Can There Be a Limited Armament, Negotiable Solution with North Korea?

Can There Be a Limited Armament, Negotiable Solution with North Korea?

 
We seem to think only of an all or nothing solution to the atomic bomb and missile development with North Korea. The other type of option is limits on both types of developments, and offering North Korea a lot of incentives to economic development and military security.

 
The basis has to be that North Korea has two divisions, made clear in their parade and formal gatherings, are the blue suits and the tan military uniforms. As in China, we expect that both ranks of suits and uniforms are tied to private economic wealth. Neither of these wealth divisions want to see a destructive war, nuclear or conventional. In Kim Jong Un’s appearances he is either in front of a whole auditorium or one color uniform or the other, or both in different seating segments. Dictators or Kings are fine to be seen by themselves, but Kim Jong Un, always appears as the leader who is leading these two segments, and they are uniformly applauding him. He might not really rule without their backing.

 
Clearly, North Korea would get the best deal if they halted weapons development at this stage, and didn’t develop an ICBM that can reach the continental US. It’s hard for the public, or maybe even the US, to know exactly what stage the nuclear development is at. Of course, as each test occurs, we learn more about that as North Korea also does. The news says they are improving the blast strength by including tritium In the weapon’s cores, where tritium fusion sends out much higher energy neutrons, which fission Plutonium much more rapidly, and can increase the output of a weapon a hundred times. It also allows the weapons to be much smaller and fit onto ICBMs. Negotiations must stop developments before these warheads and before H bombs are created and tested.
It could be that the reason Trump and China are so concerned about the next test is because it will be of a smaller, missile sized weapon. This is why the testing site is buried far deeper inside the test mountain. That could be why the Chinese warned North Korea to make sure that there is no radiation leak into nearby Chinese territory.

 
While a US range ICBM is being developed, stopping its development, as well as the solid stage submarine born missile, and maybe ending the European range missiles would be valued end points.

 
In return, there could be no restrictions on imports at all, especially essentials such as oil and coal. North Korea used to have an exchange program across the demilitarized zone, where North Koreans would work at factories established by South Korean firms. Investments by US, European, Japanese and Chinese companies that benefit from the nuclear development halt could be guaranteed.

 
Let’s compare North and South Korea to show North Koreans what could be possible as a developed country. North Korea has 25 million population. Their GDP (PPP) is only $40 billion, which works out to $1,800 per capita. South Korea has a population of 51 million. It’s GDP (PPP) is $1.9 trillion, which works out to $38,000 per capita. So with twice the population, South Korea has 48 times the GDP. That should represent an unstoppable attraction for the ambitious people and families who have risen to the top of North Korea’s Business, Social, Military and Weapons establishments. Despite the rigid structure and murderous determination of Kim Jong Un’s dictatorship, the economic forces have to have a breakthrough at some point.

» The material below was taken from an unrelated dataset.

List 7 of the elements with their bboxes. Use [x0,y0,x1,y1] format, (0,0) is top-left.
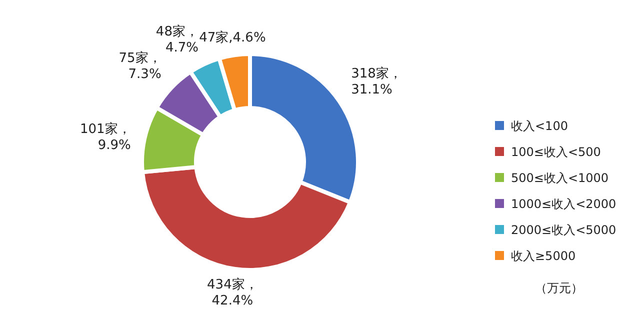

Of course, if you or your father is seen as a god, it apparently counts for a lot. The wealth and productivity of North Korea’s neighbors have grown tremendously in the last decade, and has to be increasingly tempting since North Korea negotiated their last nuclear halt in 2004, but broke by cheating in 2012.

About Dennis SILVERMAN

I am a retired Professor of Physics and Astronomy at U C Irvine. For a decade I have been active in learning about energy and the environment, and in lecturing and attending classes at the Osher Lifelong Learning Institute (OLLI) at UC Irvine.